August 14, 2011
By maishah BRONZE, Jamaica, New York
maishah BRONZE, Jamaica, New York
2 articles 6 photos 1 comment

Imagine you're staring at one of the prettiest girls you've ever seen, she has thick, shiny hair that reaches her small waist, and smooth, flawless skin, a nice caramel tint, full lips, white gleaming teeth, and large eyes with long lashes. She walks with a certain grace, and every move she makes with her slim figure and full hips, her long fingers and dainty wrists, the nupur (anklet) on her ankles tinkling, looks like a choreographed dance from a movie.

Girls in the graam (village) are gorgeous, their air is unpolluted, their water fresh and clean, their food organic, and they inevitably have good diets and sufficient exercise. As you can imagine, this results in natural beauty, courtesy of Mother Nature. However, in South-Asian countries like India, Pakistan, Bangladesh, etc., fair skin is treasured. Facials, skin treatments, skin bleaching, there are many things a woman can do to be “fair” but does that go hand in hand with beautiful? Apparently so. I'm a Bengali girl, an average girl of 15 years, and honestly I never noticed my skin until I visited my country. The cities might be polluted and corrupt, but the villages are beautiful, greenery is abundant, and the sights are breathtaking. There are many places besides the village that I didn't get to visit, like the famous beach Cox Bazaar, and the tea gardens, but when I did visit rural places and villages, I noticed that girls lacked self confidence because of their skin.

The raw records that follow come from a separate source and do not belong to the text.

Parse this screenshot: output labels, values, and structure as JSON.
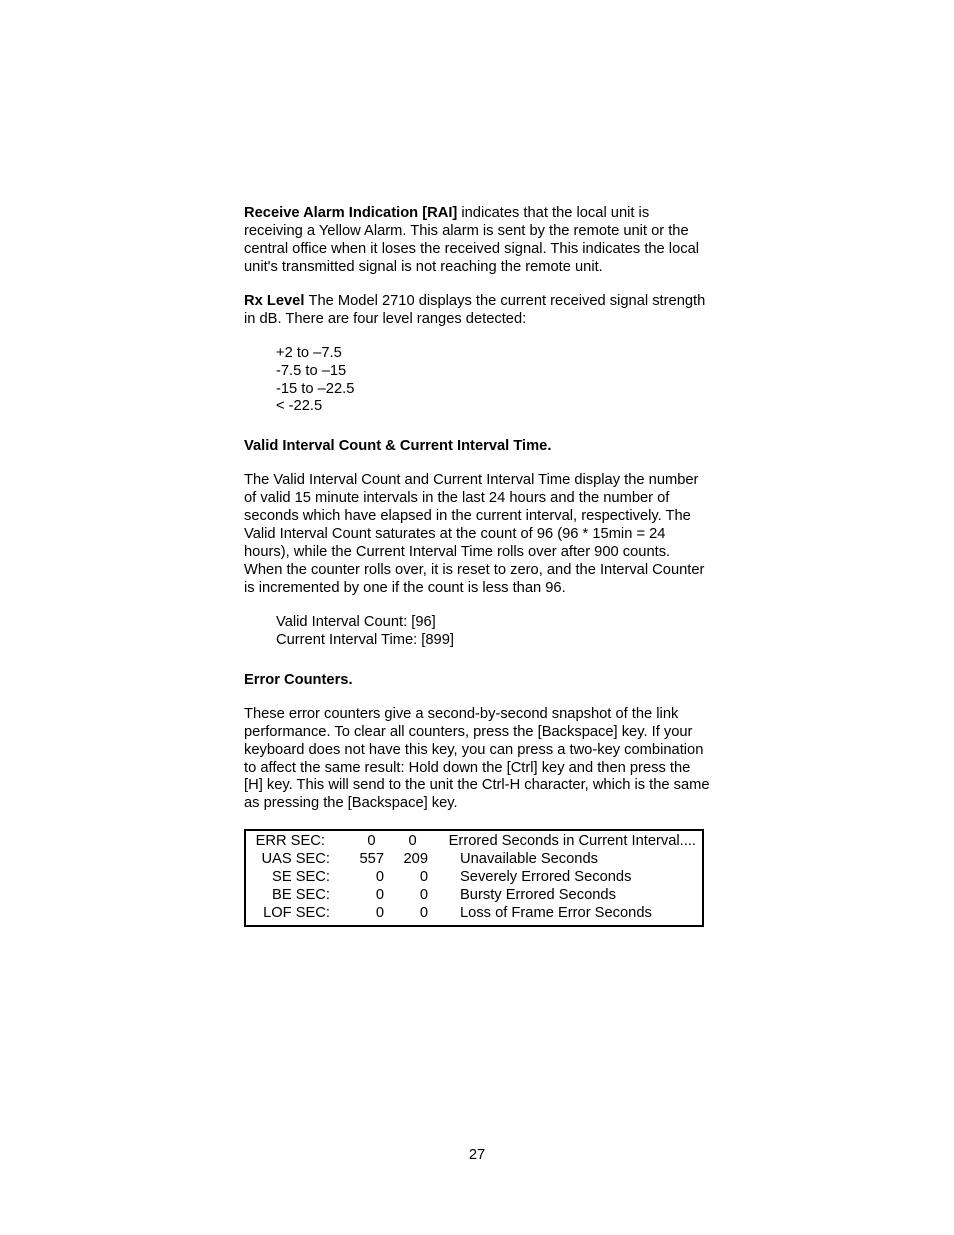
{
  "p1": {
    "lead": "Receive Alarm Indication [RAI] ",
    "rest": " indicates that the local unit is receiving a Yellow Alarm. This alarm is sent by the remote unit or the central office when it loses the received signal. This indicates the local unit's transmitted signal is not reaching the remote unit."
  },
  "p2": {
    "lead": "Rx Level ",
    "rest": " The Model 2710 displays the current received signal strength in dB. There are four level ranges detected:"
  },
  "rx_levels": {
    "l1": "+2 to –7.5",
    "l2": "-7.5 to –15",
    "l3": "-15 to –22.5",
    "l4": "< -22.5"
  },
  "h1": "Valid Interval Count & Current Interval Time.",
  "p3": "The Valid Interval Count and Current Interval Time display the number of valid 15 minute intervals in the last 24 hours and the number of seconds which have elapsed in the current interval, respectively. The Valid Interval Count saturates at the count of 96 (96 * 15min = 24 hours), while the Current Interval Time rolls over after 900 counts. When the counter rolls over, it is reset to zero, and the Interval Counter is incremented by one if the count is less than 96.",
  "interval_values": {
    "line1": "Valid Interval Count:   [96]",
    "line2": "Current Interval Time: [899]"
  },
  "h2": "Error Counters.",
  "p4": "These error counters give a second-by-second snapshot of the link performance. To clear all counters, press the [Backspace] key. If your keyboard does not have this key, you can press a two-key combination to affect the same result: Hold down the [Ctrl] key and then press the [H] key. This will send to the unit the Ctrl-H character, which is the same as pressing the [Backspace] key.",
  "error_table": {
    "rows": [
      {
        "label": "ERR SEC:",
        "v1": "0",
        "v2": "0",
        "desc": "Errored Seconds in Current Interval...."
      },
      {
        "label": "UAS SEC:",
        "v1": "557",
        "v2": "209",
        "desc": "Unavailable Seconds"
      },
      {
        "label": "SE SEC:",
        "v1": "0",
        "v2": "0",
        "desc": "Severely Errored Seconds"
      },
      {
        "label": "BE SEC:",
        "v1": "0",
        "v2": "0",
        "desc": "Bursty Errored Seconds"
      },
      {
        "label": "LOF SEC:",
        "v1": "0",
        "v2": "0",
        "desc": "Loss of Frame Error Seconds"
      }
    ]
  },
  "page_number": "27"
}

I told my relatives about tanning in the U.S., fake tanning, tanning cream, make-up designed to give you a sun-kissed glow, they regarded this as stupidity. They didn't see however, it's the same thing in Bangladesh, except with light skin. I think beauty can be identified with many things, a few universal traits among others are facial structure, cheek bones, eyes, lips, but skin color should not be on the list, I'm highly against that, in any culture, and obviously what's most important is on the inside. Although, being part of a culture is like loving someone, you have to accept the flaws that come with it. Amongst the beautiful designs, rich, aromatic spices, and exotic plants and fruit lie the rules of society, and not only rules, but standards and expectations. I want the vivid colors of our culture to shine from within, as bright as the expensive saris bedazzled with diamonds that movie stars wear. I loved my time Bangladesh, and I also hated it because it was so different and inconvenient from what I was used to, being raised in New York City, and I hope that one day my dream for my culture is realized, not just by the media but by all the girls themselves.